Everyone’s excited about waste-free 3D printing, but there’s another advantage that’s even better.
As we’ve written a few times, the desktop FFF 3D print world is now undergoing a sea change with the introduction of waste-free multicolor systems. Several major (and minor) manufacturers have announced different systems that almost completely avoid the requirement to purge nozzles.
Purging is done whenever colours are changed, and it wastes a considerable amount of material. That waste must be paid for, so it effectively raises the price of filament per finished print. The new systems avoid this entirely by swapping out the nozzle instead of just the filament. Several different approaches are used to do this by the manufacturers, but all achieve the same result.
Waste-free is a tremendous advantage. Purge amounts are typically 2-3X the weight of the print and can be as much as 10X in my experience. It is very expensive, and the waste-free systems will in many cases pay for themselves in short order.
But there’s another advantage to this new technology wave.
If you are swapping out a hot end and nozzle, they don’t necessarily need to be the same. For example, you could swap out a 0.4mm diameter nozzle and replace it with a 0.6mm diameter nozzle.
There’s really no barrier to doing this, as the rest of the swapping hardware should be identical.

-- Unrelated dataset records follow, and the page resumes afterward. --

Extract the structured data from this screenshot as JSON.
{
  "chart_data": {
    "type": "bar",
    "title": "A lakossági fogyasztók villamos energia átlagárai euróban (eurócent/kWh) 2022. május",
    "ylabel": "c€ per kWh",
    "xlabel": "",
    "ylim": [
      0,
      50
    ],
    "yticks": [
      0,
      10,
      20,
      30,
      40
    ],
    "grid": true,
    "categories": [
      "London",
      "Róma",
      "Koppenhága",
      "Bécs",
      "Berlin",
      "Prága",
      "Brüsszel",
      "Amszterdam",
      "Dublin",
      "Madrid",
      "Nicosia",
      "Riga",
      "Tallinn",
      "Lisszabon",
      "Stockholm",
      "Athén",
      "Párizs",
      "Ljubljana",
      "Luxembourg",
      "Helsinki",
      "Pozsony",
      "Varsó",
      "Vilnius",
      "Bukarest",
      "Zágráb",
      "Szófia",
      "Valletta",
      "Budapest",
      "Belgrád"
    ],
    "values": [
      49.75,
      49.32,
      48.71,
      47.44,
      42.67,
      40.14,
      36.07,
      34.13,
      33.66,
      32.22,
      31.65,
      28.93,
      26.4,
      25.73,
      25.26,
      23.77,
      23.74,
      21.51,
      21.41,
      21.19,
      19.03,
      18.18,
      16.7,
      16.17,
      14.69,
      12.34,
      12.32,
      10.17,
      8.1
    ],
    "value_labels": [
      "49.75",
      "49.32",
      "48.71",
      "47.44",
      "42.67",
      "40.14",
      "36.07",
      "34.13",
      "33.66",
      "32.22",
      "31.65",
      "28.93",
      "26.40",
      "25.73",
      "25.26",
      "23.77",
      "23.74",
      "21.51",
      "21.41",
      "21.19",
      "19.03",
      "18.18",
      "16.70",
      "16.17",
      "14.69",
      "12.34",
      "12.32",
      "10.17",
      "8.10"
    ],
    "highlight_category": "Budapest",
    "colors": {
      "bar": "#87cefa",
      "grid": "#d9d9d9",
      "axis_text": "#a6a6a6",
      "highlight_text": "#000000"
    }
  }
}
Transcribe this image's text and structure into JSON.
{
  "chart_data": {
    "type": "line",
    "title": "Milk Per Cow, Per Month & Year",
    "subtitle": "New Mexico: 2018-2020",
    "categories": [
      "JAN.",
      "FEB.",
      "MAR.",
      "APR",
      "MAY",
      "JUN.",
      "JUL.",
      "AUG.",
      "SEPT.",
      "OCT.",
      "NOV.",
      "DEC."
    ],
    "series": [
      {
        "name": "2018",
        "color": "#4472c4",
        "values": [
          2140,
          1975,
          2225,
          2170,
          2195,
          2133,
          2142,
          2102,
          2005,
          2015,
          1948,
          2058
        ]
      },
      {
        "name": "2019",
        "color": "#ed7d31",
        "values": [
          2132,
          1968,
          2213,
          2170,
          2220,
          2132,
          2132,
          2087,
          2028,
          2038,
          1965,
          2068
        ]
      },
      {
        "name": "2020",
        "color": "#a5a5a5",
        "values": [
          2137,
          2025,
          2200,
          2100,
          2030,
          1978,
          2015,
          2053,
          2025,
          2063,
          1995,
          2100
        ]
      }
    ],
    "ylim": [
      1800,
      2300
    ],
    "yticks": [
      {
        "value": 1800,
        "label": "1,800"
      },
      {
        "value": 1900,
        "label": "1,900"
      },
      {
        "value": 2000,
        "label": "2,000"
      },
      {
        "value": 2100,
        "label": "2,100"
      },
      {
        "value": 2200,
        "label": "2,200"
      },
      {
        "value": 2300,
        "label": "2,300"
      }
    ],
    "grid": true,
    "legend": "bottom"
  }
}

What’s the advantage? Imagine printing an object with the ability to change nozzle diameters during the job. You could:
- Swap in a fat nozzle to very quickly deposit infill, speeding up the job
- Swap in a small 0.2mm nozzle to print fine details
- Change nozzles in mid-job to print thicker layers, if the part’s geometry was compatible
Again, the new hardware should technically support this approach. However, it would only work if the slicing software matched the hardware.
The slicer would have to be able to recognize the situations above. Infill would be the easy one because the slicer already knows about it. For detail areas, it might require the operator to select the surfaces that require special attention with a 0.2mm nozzle. Tall, uniform areas might be detectable by geometry analysis, and the slicer might automatically swap in a fat nozzle for those portions.
That sounds like some effort will be required to adapt slicing software to allow for these more advanced methods. I’m sure the companies about to release waste-free systems must be at least thinking about these things at this point.
If all this comes to pass, we would then have desktop 3D printers that produce more finely detailed objects at a much faster rate.
And that’s something everyone will want.